I know that a lot of you hit the walls of text that appear on this blog face-first; that’s my fault. I suppose if my stuff was consistently interesting — like if you knew every one of these train rides was going to end up in Happy Town — it wouldn’t be a problem. In Happy Town, the sun always shines and the coffee tastes just right without adding anything. Sometimes we do end up in Happy Town, but just as often as we do we have to ride through Sad Valley to get there, where it’s always raining and the landscape is ash-colored, and constricting. You can feel it around your neck.

The problem is that there’s no map you can study to see if the train does, in fact, end up in Happy Town. The conductor doesn’t have one and it isn’t plastered on the walls. How much better would if there was! You could be like, “Is this blog post going to be good?” and you could just check the map and it would be like: Yep, you’re going to LOVE it. And you could sit back down and enjoy the ride, confident that the seconds you spent winding your eyes over the words weren’t in vain, and wouldn’t be better off staring at the TV, or inside your refrigerator.

The thing is, readers have options, and it’s my job to keep you reaching for the string and keep pulling it away… and you’re tempted to go away now, aren’t you? I’ll admit to you: this blog post has no point. It’s about writing blog posts. I’m not sure that it’s a great subject, but it’s one I’ve been feeling as I’ve tried to up the word count around these parts. I just want my shit to be inviting.
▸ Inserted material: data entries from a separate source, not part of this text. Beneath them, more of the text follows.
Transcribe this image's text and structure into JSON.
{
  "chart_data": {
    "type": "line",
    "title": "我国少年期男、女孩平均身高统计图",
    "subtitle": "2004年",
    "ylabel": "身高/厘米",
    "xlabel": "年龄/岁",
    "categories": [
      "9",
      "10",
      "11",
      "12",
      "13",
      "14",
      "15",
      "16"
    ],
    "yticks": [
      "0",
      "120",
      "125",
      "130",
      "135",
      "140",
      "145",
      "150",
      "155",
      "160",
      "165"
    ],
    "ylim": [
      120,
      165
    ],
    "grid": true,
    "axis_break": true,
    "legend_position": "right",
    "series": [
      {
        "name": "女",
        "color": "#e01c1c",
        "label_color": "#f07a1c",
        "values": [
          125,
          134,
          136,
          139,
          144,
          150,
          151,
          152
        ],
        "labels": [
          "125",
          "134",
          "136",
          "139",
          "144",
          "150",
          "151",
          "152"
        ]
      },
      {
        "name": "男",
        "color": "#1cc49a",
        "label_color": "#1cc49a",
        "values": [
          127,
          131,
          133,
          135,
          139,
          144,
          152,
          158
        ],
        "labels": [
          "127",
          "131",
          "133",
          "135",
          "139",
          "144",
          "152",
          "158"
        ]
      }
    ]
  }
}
I want it to be like that person in the warm bathtub, leaning their hand over and giving the “cmere” finger, and you know that water’s all warm and stuff and it’s really about that moment of YES I AM GOING TO DO THIS. When I write a post, I want you to drop everything you’re doing, literally so, and click on the headline and be f*cking entranced, at or least interested. I want you to know this: We are going to Happy Town.

Of course I don’t really have a subject at the moment. It is not the age of the generalist, but curiously, once people accept specialists — think the Sports Guy, or Roger Ebert — they become accepted as generalists, for good or ill. In Ebert’s case, great! In Sports Guy’s case, meh. My only specialty, I think, is my penchant for having one-liners at the end of my posts, which is something I’m trying to cure. Not that they’re bad, but a sammich ain’t just about the bread. I think I stole it from Rick Reilly because he won awards. It would be better to keep things flowing in the middle — and this is my 500th word — and not use that particular crutch. It makes me cringe.

At the same time, I want there to be a promise of something “more” with every word… I want the words to snap together in your head like magnetized little pieces. I want to build a castle, and I want you to live in that castle and have a gala there, and maybe it’ll actually be the set of an action movie… the gala itself will just be a cover for an arch-villain’s master theft and your team, nattily dressed as partgoers, will be there to stop it. You’ll use really cool, virtually invisible gadgets to communicate and there will be a flowering sexual tension with everyone on your team finally bringing their “goods,” so speak. Only later will you find out that the whole thing was a setup, and there was another team there, watching your every move, thinking you were the bad guys… I want to constantly trigger mechanisms that start Mission: Impossible in your head.

But not the sequels because they stink.